Komitmen Tak Gunakan Politik Identitas, BPN: Prabowo-Sandiaga Akan Suarakan Visi-Misi Produktif

Komitmen Tak Gunakan Politik Identitas, BPN: Prabowo-Sandiaga Akan Suarakan Visi-Misi Produktif

Pasangan calon presiden dan wakil presiden nomor urut 02, Prabowo Subianto dan Sandiaga Uno sudah berkomitmen tidak akan menggunakan politik identitas di pemilihan presiden 2019 mendatang.

Hal tersebut dikatakan Irfan Yusuf Hasyim, juru bicara Badan Pemenangan Nasional (BPN) Prabowo Subianto-Sandiaga Uno. Menurut Irfan, pasangan capres tersebut akan selalu berkampanye menyuarakan visi-misi yang produktif.

“Alhamdulillah politik identitas sudah mulai berkurang, setiap saya mendampingi Pak Prabowo dan Bang Sandi ke daerah-daerah, hampir sudah tidak ada lagi,” ujar Irfan dalam acara refleksi akhir tahun di Jalan Sriwijaya, Jakarta, Senin, 31 Desember 2018.

Menurut Irfan, kubunya berusaha menghindari politik identitas. “Kami paham ini bukan pertandingan antara NU (Nahdlatul Ulama) dan bukan NU,” kata Irfan.

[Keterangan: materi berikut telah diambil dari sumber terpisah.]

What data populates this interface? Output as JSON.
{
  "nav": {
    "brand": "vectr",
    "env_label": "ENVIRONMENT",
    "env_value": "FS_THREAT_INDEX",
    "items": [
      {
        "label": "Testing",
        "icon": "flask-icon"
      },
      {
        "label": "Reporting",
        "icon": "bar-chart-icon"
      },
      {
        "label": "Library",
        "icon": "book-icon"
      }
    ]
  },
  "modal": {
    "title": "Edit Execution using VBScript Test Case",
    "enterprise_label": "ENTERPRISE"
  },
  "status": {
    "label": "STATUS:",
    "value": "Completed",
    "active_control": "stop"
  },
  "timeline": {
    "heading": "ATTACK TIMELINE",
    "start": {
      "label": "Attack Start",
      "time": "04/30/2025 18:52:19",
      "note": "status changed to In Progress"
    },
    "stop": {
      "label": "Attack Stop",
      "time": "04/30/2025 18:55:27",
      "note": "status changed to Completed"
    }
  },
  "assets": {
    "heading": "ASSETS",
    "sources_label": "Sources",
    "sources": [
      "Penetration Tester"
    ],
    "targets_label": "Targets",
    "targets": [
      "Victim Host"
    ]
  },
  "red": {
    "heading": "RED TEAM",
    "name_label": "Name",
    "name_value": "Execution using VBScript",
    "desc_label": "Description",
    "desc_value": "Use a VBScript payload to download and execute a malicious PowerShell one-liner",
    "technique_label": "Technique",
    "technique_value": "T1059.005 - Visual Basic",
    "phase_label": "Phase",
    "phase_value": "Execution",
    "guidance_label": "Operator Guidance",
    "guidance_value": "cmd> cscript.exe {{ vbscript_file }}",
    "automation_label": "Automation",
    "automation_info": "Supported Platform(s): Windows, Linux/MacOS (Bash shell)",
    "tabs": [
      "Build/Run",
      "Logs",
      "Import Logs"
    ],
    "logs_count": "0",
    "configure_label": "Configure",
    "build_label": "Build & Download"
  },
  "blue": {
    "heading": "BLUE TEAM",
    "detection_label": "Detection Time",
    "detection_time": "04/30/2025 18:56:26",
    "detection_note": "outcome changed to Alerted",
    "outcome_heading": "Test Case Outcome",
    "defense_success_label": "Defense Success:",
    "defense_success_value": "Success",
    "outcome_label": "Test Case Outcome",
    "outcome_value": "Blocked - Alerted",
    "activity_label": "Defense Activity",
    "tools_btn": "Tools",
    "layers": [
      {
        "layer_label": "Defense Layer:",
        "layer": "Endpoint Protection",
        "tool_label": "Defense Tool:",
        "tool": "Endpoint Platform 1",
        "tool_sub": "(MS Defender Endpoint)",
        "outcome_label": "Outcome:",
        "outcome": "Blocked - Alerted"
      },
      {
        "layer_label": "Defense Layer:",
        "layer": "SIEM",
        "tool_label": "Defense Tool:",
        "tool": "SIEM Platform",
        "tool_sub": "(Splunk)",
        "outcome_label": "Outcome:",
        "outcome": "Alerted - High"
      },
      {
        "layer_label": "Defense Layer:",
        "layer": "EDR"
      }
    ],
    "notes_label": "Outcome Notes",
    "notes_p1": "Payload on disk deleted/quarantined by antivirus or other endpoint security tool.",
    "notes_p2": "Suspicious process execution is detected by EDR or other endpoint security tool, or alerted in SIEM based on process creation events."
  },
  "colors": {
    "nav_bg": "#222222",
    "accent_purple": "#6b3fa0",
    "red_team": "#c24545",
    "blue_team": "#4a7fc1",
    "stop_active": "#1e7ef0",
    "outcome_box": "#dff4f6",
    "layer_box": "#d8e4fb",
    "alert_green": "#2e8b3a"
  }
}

Irfan Yusuf Hasyim, juru bicara Badan Pemenangan Nasional (BPN) Prabowo -Sandi.
Irfan Yusuf Hasyim, juru bicara Badan Pemenangan Nasional (BPN) Prabowo -Sandi.

Irfan menambahkan, Prabowo dan Sandiaga untuk kedepannya lebih berfokus kepada penyampaian program-program ekonomi yang akan dilakukan jika memenangi pilpres 2019 mendatang. Program-program ekonomi itu adalah jawaban dari masalah yang dialami masyarakat di tingkat akar rumput seperti petani, buruh, sampai ibu rumah tangga.

“Ketika kami berkeliling ke daerah-daerah, pasti ada keluhan dari warga, terutama dari petani,” tutur Irfan.

Lebih lanjut, banyak petani menjerit lantaran pemerintah membuka keran impor. Indonesia adalah negara dengan garis pantai terpanjang di dunia, tetapi garam saja masih impor.

“Bahkan ada beberapa jenis ikan pun yang kita impor dan ini jadi keluhan warga Indonesia yang ada di pedesaan,” ucap Irfan.

Ditegaskan Irfan, jika Prabowo Subianto-Sandiaga Uno menjadi presiden dan wakil presiden, mereka akan berusaha mengurangi impor komoditi yang bisa diproduksi di Indonesia.

Karena komitmen Prabowo-Sandiaga tidak menggunakan politik identitas, dan akan lebih menyuarakan visi-misi yang produktif. Dengan harapan semoga visi-misi pasangan capres dan cawapres tersebut dapat terealisasi di tahun 2019 ini.